An independent review into the circumstances of an abortion at the National Maternity Hospital is to be carried out, Taoiseach Leo Varadkar has confirmed to the Dáil.

He said his “heart goes out” to the couple at the heart of this situation, saying this is a deeply personal and private matter.

Speaking today, Mr Varadkar was pressed by Aontu TD Peadar Tobin about the case, which has made front-page news in recent days and called on him to ensure it does not happen again.

Mr Tobin, who is a pro-life TD, left Sinn Féin because of his opposition to his party's stance during the referendum, called for action from Mr Varadkar.

“I wish to convey my deepest sympathies to the parents of the unborn child whose life was ended in the National Maternity Hospital as a result of a reported misdiagnosis and the alleged failure of the hospital to wait for the results of a diagnostic test,” he said.

“It was reported that the medics recommended an abortion unprompted by the child’s parents and that the couple were told that there was no need to wait for a final test,” he added.

Mr Tobin said it was further reported that there was no specific genetic involvement at the time of the abortion decision and that the couple were not told clearly that the child was healthy after the third set of results came in, but, rather, worked this out themselves from information they received in an envelope.

It has emerged that there are no national guidelines for doctors in this area, he said.

“I and other Members raised this issue during the debate on the legislation and warned the Government that such events could occur, but the Government refused to take that into consideration. Will it now create the necessary guidelines to ensure that this does not happen again?”

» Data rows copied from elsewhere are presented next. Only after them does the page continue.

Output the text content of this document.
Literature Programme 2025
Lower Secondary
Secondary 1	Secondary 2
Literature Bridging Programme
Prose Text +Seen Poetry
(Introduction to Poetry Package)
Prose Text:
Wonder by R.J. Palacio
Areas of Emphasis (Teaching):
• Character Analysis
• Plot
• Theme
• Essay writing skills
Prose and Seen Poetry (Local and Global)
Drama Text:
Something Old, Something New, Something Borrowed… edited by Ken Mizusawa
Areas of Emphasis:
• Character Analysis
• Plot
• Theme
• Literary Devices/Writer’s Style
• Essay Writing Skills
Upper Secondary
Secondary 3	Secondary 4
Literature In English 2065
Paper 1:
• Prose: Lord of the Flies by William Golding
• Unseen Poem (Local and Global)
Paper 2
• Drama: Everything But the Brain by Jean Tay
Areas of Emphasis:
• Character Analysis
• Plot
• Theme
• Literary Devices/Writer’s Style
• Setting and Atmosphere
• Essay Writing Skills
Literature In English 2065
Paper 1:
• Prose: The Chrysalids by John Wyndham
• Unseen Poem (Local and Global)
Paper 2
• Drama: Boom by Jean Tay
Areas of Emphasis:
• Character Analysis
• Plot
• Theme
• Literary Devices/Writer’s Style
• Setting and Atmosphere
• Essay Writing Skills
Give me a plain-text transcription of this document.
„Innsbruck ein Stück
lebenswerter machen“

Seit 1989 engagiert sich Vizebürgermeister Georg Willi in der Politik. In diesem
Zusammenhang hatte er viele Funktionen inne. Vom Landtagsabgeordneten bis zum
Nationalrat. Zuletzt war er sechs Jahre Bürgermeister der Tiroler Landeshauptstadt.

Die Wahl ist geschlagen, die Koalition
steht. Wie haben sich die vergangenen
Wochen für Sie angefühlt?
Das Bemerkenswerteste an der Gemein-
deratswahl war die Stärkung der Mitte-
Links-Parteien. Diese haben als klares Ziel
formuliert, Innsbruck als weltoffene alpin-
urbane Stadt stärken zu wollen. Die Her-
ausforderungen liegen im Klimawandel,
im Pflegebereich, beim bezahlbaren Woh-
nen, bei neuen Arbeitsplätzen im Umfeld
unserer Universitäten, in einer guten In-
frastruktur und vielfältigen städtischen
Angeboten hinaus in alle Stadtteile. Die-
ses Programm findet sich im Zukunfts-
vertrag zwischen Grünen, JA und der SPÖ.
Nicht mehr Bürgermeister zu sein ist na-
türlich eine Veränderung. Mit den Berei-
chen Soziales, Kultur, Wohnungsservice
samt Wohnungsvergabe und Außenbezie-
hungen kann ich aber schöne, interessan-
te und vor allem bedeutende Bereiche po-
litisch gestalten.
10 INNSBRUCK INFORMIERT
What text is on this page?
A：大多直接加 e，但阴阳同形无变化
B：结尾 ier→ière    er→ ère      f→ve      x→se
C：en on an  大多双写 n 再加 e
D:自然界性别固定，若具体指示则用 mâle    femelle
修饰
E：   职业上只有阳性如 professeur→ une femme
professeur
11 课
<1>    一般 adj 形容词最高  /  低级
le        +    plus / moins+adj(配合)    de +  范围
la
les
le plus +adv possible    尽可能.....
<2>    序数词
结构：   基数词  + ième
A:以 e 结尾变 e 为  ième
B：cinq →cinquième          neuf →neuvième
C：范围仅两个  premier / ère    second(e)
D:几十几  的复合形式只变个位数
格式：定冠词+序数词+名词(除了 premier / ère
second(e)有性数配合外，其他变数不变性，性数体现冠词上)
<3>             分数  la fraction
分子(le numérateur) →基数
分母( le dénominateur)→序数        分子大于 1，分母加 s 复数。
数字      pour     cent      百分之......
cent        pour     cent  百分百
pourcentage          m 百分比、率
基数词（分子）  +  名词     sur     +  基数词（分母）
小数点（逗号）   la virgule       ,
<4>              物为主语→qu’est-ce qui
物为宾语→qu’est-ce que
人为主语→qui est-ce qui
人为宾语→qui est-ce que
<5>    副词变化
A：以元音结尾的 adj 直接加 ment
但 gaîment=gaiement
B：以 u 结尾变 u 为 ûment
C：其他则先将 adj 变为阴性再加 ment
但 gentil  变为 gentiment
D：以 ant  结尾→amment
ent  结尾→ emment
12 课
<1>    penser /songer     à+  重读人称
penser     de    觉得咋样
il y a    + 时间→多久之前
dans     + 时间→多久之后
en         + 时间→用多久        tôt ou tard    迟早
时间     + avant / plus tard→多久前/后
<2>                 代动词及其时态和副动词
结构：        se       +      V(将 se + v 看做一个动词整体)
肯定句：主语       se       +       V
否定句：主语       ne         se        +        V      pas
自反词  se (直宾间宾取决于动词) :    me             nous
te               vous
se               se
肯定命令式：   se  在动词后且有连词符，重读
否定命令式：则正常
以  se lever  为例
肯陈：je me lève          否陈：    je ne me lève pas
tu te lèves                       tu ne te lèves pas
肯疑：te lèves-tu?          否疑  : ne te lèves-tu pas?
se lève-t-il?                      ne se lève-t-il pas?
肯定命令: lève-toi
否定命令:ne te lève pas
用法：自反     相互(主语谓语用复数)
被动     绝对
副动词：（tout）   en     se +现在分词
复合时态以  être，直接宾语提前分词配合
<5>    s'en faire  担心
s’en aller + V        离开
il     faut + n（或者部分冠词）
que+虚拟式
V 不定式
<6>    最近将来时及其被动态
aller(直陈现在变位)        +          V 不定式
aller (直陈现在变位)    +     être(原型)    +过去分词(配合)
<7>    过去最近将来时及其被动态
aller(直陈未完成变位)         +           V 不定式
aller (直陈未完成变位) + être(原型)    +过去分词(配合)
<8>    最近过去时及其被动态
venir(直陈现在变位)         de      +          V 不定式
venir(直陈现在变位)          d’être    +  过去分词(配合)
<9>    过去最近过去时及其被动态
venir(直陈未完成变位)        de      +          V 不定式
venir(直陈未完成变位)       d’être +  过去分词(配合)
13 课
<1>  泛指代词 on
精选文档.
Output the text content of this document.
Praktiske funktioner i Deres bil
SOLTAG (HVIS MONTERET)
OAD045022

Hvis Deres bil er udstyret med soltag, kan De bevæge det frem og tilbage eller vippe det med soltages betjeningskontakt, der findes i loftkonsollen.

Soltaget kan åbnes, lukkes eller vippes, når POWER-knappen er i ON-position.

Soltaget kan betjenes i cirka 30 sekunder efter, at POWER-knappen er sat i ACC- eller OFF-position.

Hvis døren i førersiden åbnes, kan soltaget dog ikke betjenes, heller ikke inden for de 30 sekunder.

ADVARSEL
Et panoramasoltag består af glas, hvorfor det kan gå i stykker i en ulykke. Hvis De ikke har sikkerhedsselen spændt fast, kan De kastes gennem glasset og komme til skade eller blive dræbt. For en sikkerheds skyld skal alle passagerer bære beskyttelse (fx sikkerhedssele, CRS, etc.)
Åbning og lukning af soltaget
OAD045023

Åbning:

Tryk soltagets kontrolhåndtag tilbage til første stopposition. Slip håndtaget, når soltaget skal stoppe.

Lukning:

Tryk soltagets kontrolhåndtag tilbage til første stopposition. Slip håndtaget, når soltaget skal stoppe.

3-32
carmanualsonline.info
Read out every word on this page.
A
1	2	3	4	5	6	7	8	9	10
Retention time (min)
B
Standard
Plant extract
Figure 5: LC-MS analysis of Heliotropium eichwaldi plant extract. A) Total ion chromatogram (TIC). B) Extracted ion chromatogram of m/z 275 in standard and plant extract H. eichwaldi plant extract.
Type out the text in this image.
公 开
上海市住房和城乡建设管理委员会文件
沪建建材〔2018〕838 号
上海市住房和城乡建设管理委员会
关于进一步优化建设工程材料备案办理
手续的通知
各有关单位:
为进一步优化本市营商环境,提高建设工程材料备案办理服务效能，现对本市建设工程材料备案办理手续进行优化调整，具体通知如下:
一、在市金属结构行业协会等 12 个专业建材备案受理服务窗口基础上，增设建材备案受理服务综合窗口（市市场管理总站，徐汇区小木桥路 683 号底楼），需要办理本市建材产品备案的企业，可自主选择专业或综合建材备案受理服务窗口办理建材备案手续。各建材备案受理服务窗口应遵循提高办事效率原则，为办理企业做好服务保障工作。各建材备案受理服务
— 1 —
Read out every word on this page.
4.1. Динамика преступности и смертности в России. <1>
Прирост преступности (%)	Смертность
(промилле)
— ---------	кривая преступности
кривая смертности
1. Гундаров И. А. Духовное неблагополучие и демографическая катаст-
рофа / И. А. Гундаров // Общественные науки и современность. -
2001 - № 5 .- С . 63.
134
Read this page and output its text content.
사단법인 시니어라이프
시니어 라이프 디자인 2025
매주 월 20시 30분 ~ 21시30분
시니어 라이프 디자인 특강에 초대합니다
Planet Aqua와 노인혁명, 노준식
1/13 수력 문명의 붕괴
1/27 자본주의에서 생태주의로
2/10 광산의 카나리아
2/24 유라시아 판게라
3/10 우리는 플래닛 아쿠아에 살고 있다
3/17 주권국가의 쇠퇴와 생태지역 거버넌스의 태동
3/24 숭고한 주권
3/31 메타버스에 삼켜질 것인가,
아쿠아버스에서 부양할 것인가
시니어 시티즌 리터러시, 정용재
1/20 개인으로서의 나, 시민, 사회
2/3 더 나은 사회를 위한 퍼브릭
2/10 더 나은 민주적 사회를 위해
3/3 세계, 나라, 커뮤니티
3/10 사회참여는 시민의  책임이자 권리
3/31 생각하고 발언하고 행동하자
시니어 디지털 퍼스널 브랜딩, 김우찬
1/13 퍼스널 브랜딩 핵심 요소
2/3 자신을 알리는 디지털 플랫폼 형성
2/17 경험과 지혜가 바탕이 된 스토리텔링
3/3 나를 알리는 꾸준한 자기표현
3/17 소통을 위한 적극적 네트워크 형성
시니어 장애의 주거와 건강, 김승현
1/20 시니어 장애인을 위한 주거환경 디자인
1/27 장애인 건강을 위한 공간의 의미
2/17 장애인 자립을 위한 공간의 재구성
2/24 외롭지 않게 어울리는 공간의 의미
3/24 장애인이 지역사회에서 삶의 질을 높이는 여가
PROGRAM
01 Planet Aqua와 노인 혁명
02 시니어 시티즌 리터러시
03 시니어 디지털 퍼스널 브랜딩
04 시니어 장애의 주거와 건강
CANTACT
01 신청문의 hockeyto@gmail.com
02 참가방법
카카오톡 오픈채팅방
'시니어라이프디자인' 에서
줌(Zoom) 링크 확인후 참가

In response, the Taoiseach said: “My heart goes out to the couple affected by these events. It is important to restate on the floor of the House that this is an individual matter.

"These matters are deeply personal and should be confidential. Although the Deputy may have access to individual medical or other information regarding a particular patient, and whether it was reported in The Irish Times is beside the point.”

“These are personal, private and confidential matters and it is not appropriate for us to discuss them in this Chamber.

I am advised by the Minister for Health that steps are being taken to carry out an independent review of the case.

"Clinical guidelines are normally drawn up by doctors and their professional bodies. I will ask the Minister for Health to follow up on the matter with the Deputy,” the Taoiseach said.

It has been confirmed that the independent review is to be conducted into the case of a termination carried out for reasons of fatal foetal abnormality, where a test later showed no abnormality was present.

The National Maternity Hospital in Dublin commissioned the review into the circumstances of an abortion carried out in the hospital last March.

The review is to be carried out by the Royal College of Obstetricians and Gynaecologists in the UK in response to a complaint made by a couple who attended the hospital.

The woman involved was tested for a potential abnormality in chromosome 18, which can give rise to a fatal foetal abnormality known as Edward’s Syndrome, or Trisomy18.

The first sample, which was processed in five days, showed signs of the abnormality. This test is regarded as 99% accurate, with a false positive rate of just 0.15%.

On the basis of this result, the couple opted for a termination, which was carried out in Holles Street two months ago.

However, a second sample, which took two weeks to process and involved the growing out of cells, came back normal.